I very much agree that this one is more worrying, so I'll talk about that first.
When a problem goes away and nobody knows enough about why that an answer would likely help anybody else, voting to close as off-topic with the "a problem that can't be reproduced" sub-reason is appropriate.
Often, when the OP solves their own problem, people vote to close as "a problem that can't be reproduced." That's wrong. When the solution might help others with the same problem, the question should be answered.
In the case of that answer, the OP's self-answer actually says specifically what to do to solve the problem. This might help others with the same or a similar problem. That question should not be closed as off-topic.
There's a secondary way "a problem that can't be reproduced" gets used, and that is to close old abandoned questions.
This is not bad or wrong, but I do think we should take steps to verify there's good reason to think they're really abandoned.
For this question, the OP's profile indicates they likely haven't visited the site in the last ten months. There's an answer posted but it's not clear whether or not it really answers the question that's been asked, in that it recommends something the OP said they already tried.
So that one looks good to me.
In this one, the OP was using Ubuntu 12.10, which was a supported release at the time the question was posted.
But there's been very little activity on the question since, and no answers. (Actually there is one deleted answer, but it's a me-too post and not a real answer, which is why it was deleted.)
In this case, the OP visited the site earlier this month, about twenty days ago. In such a case it's very appropriate to leave a comment asking the OP if they're still looking for a solution.
Is there such a comment there? Essentially yes--Seth commented, saying:
12.10 is now EOL (end of life). Please upgrade to a supported Ubuntu release (like 14.04) and report back. Thanks.
(It looks like the first four close voters voted to close without commenting to ask the OP if they were still looking for a solution. If that's true--I'm not 100% sure it is because I can't view exact close vote times, nor deleted comments--then that is far from ideal.)
Questions about end-of-life releases that are asked when the releases are still supported are generally on-topic, but what about when there are no answers? Basically nobody wants to go nuking answered questions for being about old releases. But do we consider questions off-topic as EoL just when they're new?

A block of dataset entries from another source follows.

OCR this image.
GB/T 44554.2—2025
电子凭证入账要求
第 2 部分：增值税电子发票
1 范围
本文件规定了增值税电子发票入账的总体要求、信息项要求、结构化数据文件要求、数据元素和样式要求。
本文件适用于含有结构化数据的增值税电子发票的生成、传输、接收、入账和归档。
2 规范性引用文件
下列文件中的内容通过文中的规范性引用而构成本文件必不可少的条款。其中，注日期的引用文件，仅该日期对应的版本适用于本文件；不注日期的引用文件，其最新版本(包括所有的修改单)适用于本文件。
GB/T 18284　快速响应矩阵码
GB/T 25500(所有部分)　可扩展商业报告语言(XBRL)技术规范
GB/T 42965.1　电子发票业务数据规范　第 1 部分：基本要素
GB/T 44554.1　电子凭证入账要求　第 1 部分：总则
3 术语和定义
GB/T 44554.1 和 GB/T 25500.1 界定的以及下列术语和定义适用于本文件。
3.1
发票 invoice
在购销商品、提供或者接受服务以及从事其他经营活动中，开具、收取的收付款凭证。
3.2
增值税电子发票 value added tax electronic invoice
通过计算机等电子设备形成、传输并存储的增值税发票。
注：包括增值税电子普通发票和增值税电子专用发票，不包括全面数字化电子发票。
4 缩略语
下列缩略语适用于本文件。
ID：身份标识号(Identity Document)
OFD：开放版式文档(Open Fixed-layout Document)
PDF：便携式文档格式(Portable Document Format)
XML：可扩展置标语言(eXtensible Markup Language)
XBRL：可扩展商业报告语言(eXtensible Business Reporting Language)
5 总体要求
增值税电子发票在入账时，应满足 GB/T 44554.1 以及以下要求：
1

Or anytime they're unanswered (in the sense of not having any answers that are accepted, have positive score, or otherwise appear valuable)?
I believe this is a gray area. Or, to put it more precisely: I believe this is an area of ambiguity that requires good judgment, and if we exercise good judgment, we may be better off having it ambiguous than having a set-in-stone policy one way or the other.
I think that in this case, in the end, proper good judgment has been applied. This is an old question with little activity and meaningful work on the problem within our site's scope would probably require upgrading or installing a supported Ubuntu release first. A comment was left, and the question can be reopened if the OP wants to keep working on the problem.
If there's nothing wrong with a question besides that it looks abandoned, and the OP is still visiting the site, we should comment and wait (a few days) for the OP to respond before voting to close. But in this case, there are additional reasons for us to want to close the question. So I think it was okay.